By “Scottish circumstances” she means that, on average, people die younger. Instead of pledging to eradicate that unfortunate fact, the pension arrangements 13 years hence are to be predicated upon this immutable Scottish “circumstance”.

Of course, not all Scots die younger. The divisions, as elsewhere in the UK, are closely aligned to social and economic status. A boy born into the poorest 10 per cent of Scottish communities has a life expectancy eight years less than the Scottish average and 14 years below the least deprived areas. For girls, the differences are four and eight years, respectively.
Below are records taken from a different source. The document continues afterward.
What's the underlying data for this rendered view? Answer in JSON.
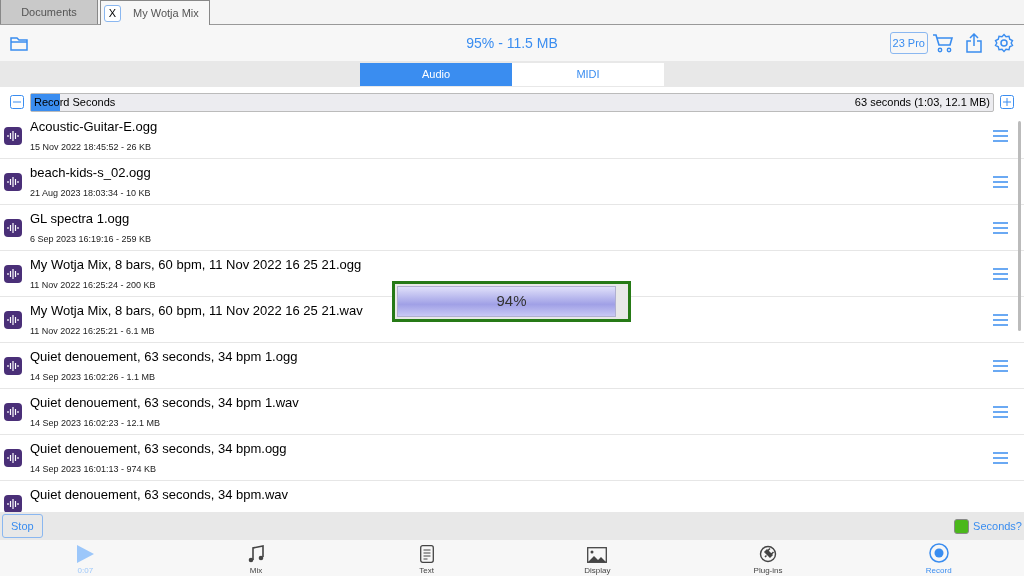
{
  "doc_tabs": [
    {
      "label": "Documents",
      "selected": false,
      "closable": false
    },
    {
      "label": "My Wotja Mix",
      "selected": true,
      "closable": true
    }
  ],
  "close_label": "X",
  "toolbar": {
    "title": "95% - 11.5 MB",
    "badge": "23 Pro"
  },
  "segments": [
    {
      "label": "Audio",
      "selected": true
    },
    {
      "label": "MIDI",
      "selected": false
    }
  ],
  "record": {
    "label": "Record Seconds",
    "level": 0.03,
    "reading": "63 seconds (1:03, 12.1 MB)"
  },
  "files": [
    {
      "name": "Acoustic-Guitar-E.ogg",
      "meta": "15 Nov 2022 18:45:52 - 26 KB"
    },
    {
      "name": "beach-kids-s_02.ogg",
      "meta": "21 Aug 2023 18:03:34 - 10 KB"
    },
    {
      "name": "GL spectra 1.ogg",
      "meta": "6 Sep 2023 16:19:16 - 259 KB"
    },
    {
      "name": "My Wotja Mix, 8 bars, 60 bpm, 11 Nov 2022 16 25 21.ogg",
      "meta": "11 Nov 2022 16:25:24 - 200 KB"
    },
    {
      "name": "My Wotja Mix, 8 bars, 60 bpm, 11 Nov 2022 16 25 21.wav",
      "meta": "11 Nov 2022 16:25:21 - 6.1 MB"
    },
    {
      "name": "Quiet denouement, 63 seconds, 34 bpm 1.ogg",
      "meta": "14 Sep 2023 16:02:26 - 1.1 MB"
    },
    {
      "name": "Quiet denouement, 63 seconds, 34 bpm 1.wav",
      "meta": "14 Sep 2023 16:02:23 - 12.1 MB"
    },
    {
      "name": "Quiet denouement, 63 seconds, 34 bpm.ogg",
      "meta": "14 Sep 2023 16:01:13 - 974 KB"
    },
    {
      "name": "Quiet denouement, 63 seconds, 34 bpm.wav"
    }
  ],
  "progress": {
    "level": 0.94,
    "label": "94%"
  },
  "stop_label": "Stop",
  "seconds": {
    "label": "Seconds?",
    "checked": true
  },
  "bottom_tabs": [
    {
      "kind": "play",
      "label": "0:07",
      "selected": false
    },
    {
      "kind": "mix",
      "label": "Mix",
      "selected": false
    },
    {
      "kind": "text",
      "label": "Text",
      "selected": false
    },
    {
      "kind": "display",
      "label": "Display",
      "selected": false
    },
    {
      "kind": "plugins",
      "label": "Plug-ins",
      "selected": false
    },
    {
      "kind": "record",
      "label": "Record",
      "selected": true
    }
  ]
}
Surely the great political challenge should be to raise the average by improving the prospects of those who are so far below it –but that has almost nothing to do with the constitution. It demands real commitment to using the devolved powers of the Scottish Parliament to transform these statistics over the next 13 years – rather than making divisive plans on the basis that, relatively, things are going to remain the same. But that would involve bold and imaginative decisions about how these problems are to be tackled. It might even dictate some transfer of resources in order to come to grips with issues of deprivation that have remained endemic for so long. That should be the crusade beyond all others for the Scottish Government – instead of wasting time on a pensions policy, 13 years hence, which is based on the assumption of its own failure.

Small wonder that pensions experts have laid into every aspect of the policy, not just state but workplace pensions also. The vast amounts of civil service time that are being wasted on trying to paper over the chasms that exist in every aspect of the Nationalists’ post-referendum plans would be better devoted to the crying needs summed up in that simple statistic – a 14-year life expectancy gap within Scotland itself, depending where you live.